Critically, the human axons formed synapses with the host spinal cord below the lesion site, “establishing a potential neural relay across the lesion site,” they wrote. The retrograde tracing technology also confirmed that the human spinal cord NSC grafts connected with all of the host animal’s brainstem and cortical neurons involved in motor function, as well as with spinal cord neuronal populations and primary sensory neurons. “These results demonstrate that graft-derived neurons receive inputs from upstream motor control centers, local and distant spinal cord interneurons, and primary sensory neurons, and thus provide evidence for synaptic connectivity with grafts of all major host systems that normally project to the spinal cord.”

 

Encouragingly, experiments in the rat model confirmed that the ESC-derived spinal cord NSCs supported corticospinal regeneration, which is key to the ability to reacquire voluntary movement. Transplantation experiments in rats with clinically relevant spinal cord injuries demonstrated that over the course of 2-3 months the hESC-derived spinal cord NSC grafts allowed the animals to regain some hind-limb motor function, including how they stepped, and coordination between limbs.

 

The researchers say their culture system offers the potential for scale up to derive cells for treating spinal cord injury in a clinical setting, although they acknowledge that further studies will be needed to test the safety and effectiveness of the approach first in nonhuman primates.
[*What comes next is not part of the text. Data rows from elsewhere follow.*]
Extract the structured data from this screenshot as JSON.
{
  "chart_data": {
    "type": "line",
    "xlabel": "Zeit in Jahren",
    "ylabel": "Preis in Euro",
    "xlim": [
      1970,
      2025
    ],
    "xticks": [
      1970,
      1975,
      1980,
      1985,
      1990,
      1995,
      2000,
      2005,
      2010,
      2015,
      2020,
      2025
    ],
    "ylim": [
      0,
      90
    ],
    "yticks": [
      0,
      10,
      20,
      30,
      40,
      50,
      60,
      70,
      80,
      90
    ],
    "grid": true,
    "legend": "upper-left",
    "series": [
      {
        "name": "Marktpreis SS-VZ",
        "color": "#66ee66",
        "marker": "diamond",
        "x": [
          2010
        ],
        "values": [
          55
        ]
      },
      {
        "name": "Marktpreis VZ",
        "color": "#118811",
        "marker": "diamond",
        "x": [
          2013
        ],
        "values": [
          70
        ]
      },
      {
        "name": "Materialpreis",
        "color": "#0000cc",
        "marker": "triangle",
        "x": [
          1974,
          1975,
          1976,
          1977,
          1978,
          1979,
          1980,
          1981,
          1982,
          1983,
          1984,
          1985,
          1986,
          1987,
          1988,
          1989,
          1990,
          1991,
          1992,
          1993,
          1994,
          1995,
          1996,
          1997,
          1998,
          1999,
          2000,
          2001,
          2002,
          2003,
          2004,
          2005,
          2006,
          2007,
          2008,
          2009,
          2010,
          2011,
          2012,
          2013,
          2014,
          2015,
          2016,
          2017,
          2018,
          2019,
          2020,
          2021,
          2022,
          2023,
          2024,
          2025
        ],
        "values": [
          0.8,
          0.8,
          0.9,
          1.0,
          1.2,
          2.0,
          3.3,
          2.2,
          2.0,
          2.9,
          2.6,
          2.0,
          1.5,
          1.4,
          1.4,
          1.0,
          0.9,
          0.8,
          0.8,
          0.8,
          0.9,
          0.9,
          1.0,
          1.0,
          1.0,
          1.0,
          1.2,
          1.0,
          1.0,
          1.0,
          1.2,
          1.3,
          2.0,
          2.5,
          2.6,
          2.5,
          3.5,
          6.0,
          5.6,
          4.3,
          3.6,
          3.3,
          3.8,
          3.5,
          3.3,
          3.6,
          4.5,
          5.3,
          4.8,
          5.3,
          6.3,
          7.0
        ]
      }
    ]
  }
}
The ability to yield a broad range of spinal cord neuronal types and glial cell types could also help scientists model diseases and develop screening approaches for spinal cord disorders such as amyotrophic lateral sclerosis, progressive muscular atrophy, hereditary spastic paraplegia and spinocerebellar ataxia. “hPSC-derived spinal cord NSCs could enable a broad range of biomedical applications for in vitro disease modeling and constitute an improved clinically translatable cell source for ‘replacement’ strategies in several spinal cord disorders,” they concluded.